Wed, Sept 25, 2013
I felt great after waking up this morning – I think if I can keep the dust and pollution away, I will stay healthy. We wanted to leave the hotel by 8:00 so we could set off for Shigatse, the second largest city in Tibet Autonomous Region. Shortly after leaving New Tingri, the guide side “If you turn around and it’s a clear day, you will see Mount Everest.” As each of us jumped out of the truck, we were in absolute awe of the sight we were seeing – Mount Everest and other surrounding glacier covered peaks with 100% clarity. What a gorgeous sight!
A bit further, we crossed a pass at 5,248 meters. This is the highest elevation I’ve ever been to date (we will be crossing some higher passes later in China).
We continued driving. There is an interesting system there – you go thru a checkpoint and they give you a minimum amount of time to get to the next checkpoint. This means we sometimes must sit by the side of the road for 30 or 40 minutes. We used one of these opportunities to have lunch and lots of locals enjoyed the show!
On the second wait, we went for a short walk and visited a couple guys herding sheep and goats. It seems that all the shepherds spin their own yarn and knit as they watch the flocks. The guy we met today was knitting soles to a pair of shoes.
We arrived in Shigatse in the middle of the afternoon, and set out for a tour of the local monetary. The complex was huge with several chapels containing the remains of past Dali Lamas and Penti Lamas (2nd in importance).

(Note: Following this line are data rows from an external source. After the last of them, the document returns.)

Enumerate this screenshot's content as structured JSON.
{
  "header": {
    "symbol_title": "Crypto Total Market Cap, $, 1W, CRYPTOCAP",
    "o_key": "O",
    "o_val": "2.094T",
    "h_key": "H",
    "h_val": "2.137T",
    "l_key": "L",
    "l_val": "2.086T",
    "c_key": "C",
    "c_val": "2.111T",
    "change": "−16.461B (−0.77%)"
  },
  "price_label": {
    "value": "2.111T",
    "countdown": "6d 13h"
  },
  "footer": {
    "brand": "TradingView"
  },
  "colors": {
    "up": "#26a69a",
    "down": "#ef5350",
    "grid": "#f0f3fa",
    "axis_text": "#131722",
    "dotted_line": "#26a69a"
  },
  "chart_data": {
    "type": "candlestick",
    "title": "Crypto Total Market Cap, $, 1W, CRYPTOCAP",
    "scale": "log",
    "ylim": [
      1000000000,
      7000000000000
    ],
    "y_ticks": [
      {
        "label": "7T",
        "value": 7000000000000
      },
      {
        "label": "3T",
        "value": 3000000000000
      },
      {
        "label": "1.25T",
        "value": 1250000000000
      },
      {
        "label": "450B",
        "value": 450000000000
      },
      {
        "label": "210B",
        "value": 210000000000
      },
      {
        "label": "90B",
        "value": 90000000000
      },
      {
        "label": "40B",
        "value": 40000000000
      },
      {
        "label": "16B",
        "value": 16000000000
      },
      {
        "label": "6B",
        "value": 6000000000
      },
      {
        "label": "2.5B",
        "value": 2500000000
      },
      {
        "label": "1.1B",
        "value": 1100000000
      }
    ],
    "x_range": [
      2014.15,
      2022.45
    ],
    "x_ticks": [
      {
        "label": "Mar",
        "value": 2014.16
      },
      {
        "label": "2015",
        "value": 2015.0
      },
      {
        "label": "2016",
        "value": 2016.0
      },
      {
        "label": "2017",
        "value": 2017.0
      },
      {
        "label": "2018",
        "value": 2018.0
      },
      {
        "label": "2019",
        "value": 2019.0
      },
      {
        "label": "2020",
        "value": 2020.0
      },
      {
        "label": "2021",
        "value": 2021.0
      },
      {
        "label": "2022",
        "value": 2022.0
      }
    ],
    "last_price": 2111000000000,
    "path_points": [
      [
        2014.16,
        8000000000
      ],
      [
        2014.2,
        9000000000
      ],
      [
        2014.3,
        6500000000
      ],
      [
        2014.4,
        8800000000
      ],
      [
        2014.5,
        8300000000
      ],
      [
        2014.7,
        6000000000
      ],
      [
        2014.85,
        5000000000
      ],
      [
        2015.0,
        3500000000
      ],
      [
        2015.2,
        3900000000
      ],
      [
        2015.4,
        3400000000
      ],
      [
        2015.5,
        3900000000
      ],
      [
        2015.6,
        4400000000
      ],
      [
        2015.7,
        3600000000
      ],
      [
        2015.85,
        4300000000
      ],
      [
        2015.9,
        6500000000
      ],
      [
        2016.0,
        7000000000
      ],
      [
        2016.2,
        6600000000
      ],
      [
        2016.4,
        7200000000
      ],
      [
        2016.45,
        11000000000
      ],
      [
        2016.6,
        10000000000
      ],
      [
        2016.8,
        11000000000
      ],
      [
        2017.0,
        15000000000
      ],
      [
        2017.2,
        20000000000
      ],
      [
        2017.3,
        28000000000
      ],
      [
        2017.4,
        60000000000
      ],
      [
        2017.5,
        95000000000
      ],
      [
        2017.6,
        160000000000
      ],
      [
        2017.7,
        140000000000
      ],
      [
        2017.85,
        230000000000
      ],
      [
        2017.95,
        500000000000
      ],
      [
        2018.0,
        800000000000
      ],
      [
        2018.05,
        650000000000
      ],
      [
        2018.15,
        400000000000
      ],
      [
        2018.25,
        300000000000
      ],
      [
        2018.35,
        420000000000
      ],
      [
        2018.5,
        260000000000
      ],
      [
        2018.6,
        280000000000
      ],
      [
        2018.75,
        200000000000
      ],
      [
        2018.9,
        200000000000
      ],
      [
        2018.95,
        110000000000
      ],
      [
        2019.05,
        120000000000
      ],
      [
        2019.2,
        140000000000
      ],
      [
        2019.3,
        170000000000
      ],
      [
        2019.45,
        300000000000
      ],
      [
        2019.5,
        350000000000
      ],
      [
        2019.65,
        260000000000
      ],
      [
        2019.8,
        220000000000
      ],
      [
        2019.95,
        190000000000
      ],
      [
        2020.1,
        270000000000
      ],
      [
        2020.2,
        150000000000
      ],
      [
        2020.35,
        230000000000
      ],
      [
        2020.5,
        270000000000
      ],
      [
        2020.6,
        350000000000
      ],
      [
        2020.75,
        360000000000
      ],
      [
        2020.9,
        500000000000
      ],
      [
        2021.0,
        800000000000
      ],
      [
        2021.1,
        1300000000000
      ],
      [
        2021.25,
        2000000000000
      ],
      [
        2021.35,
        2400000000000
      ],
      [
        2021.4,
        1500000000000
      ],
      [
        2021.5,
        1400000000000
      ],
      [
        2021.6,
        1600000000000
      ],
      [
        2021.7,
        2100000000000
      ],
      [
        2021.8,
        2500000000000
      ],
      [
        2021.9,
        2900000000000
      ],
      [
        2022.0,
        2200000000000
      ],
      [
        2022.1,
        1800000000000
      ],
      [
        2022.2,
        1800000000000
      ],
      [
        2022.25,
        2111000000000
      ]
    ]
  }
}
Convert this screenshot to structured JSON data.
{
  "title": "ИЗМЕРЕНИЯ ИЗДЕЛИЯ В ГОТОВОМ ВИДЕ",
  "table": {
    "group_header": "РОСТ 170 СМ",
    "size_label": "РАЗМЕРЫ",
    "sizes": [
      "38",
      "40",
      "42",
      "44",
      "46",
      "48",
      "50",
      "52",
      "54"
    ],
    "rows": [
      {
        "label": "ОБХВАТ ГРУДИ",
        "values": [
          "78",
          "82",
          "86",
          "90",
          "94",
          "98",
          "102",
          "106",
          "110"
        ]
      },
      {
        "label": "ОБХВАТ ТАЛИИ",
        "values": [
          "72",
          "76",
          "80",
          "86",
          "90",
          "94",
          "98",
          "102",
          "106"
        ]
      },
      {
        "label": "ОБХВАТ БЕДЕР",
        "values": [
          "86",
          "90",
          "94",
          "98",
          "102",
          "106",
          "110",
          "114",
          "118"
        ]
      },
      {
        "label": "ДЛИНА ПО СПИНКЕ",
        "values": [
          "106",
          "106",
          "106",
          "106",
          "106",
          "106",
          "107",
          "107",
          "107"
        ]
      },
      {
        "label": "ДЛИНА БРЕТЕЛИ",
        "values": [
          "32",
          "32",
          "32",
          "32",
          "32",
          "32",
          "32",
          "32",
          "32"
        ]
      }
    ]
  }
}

One of the chapels contained one of the world’s largest gilded Buddhas.
For dinner, we went to the “Sumptuous Tibetan Restaurant” and I ordered the “Yak Sizzler” as I was getting tired of noodles, bread, and dumplings for every meal. The Sizzler really met the spot – tender steak with vegetables and french fries.
We walked back to the hotel on a nice pedestrian street in the refreshing evening air.
Back at the hotel, we ran into another overlanding truck called “Madventures” who we’ve been paralleling for the last week. They also had to wait a few days in Nepal and must now rush their way thru Tibet. That company made the choice to go to Everest Base Camp in just one day from the Nepal border. No one was very ill but they said it was very cold, half of them were sick, and there was very little view of Everest. Added to this, the road was very terrible for many miles. They just got into Shigatse late that evening, so they hadn’t seen the Monastery in the beautiful late afternoon light that we saw. After hearing their story, I’m now happy we made our leisurely way thru southern Tibet.
Thurs, Sept 26
We had a nice breakfast at the hotel – with hard boiled eggs and lots of vegetables. The guides were out getting their required licenses to drive in China so we had a few free hours. Licensing involves driving tests, eye tests, multiple permits – alot of red tape. It was sprinkling a bit so I didn’t venture too far. However, I did walk down some of the shopping streets to get a nice view of the Potola palace of Shigatse (not THE Potola palace which is in Lhasa). I stopped in a few shops, including some nice Tibetan carpet shops. By the pre-approved meeting time, the licenses were still not ready, so we headed out again to buy snacks for lunch. I also looked at some of the fancy shops on the main shopping street – it’s surprising how expensive things are here – about American prices.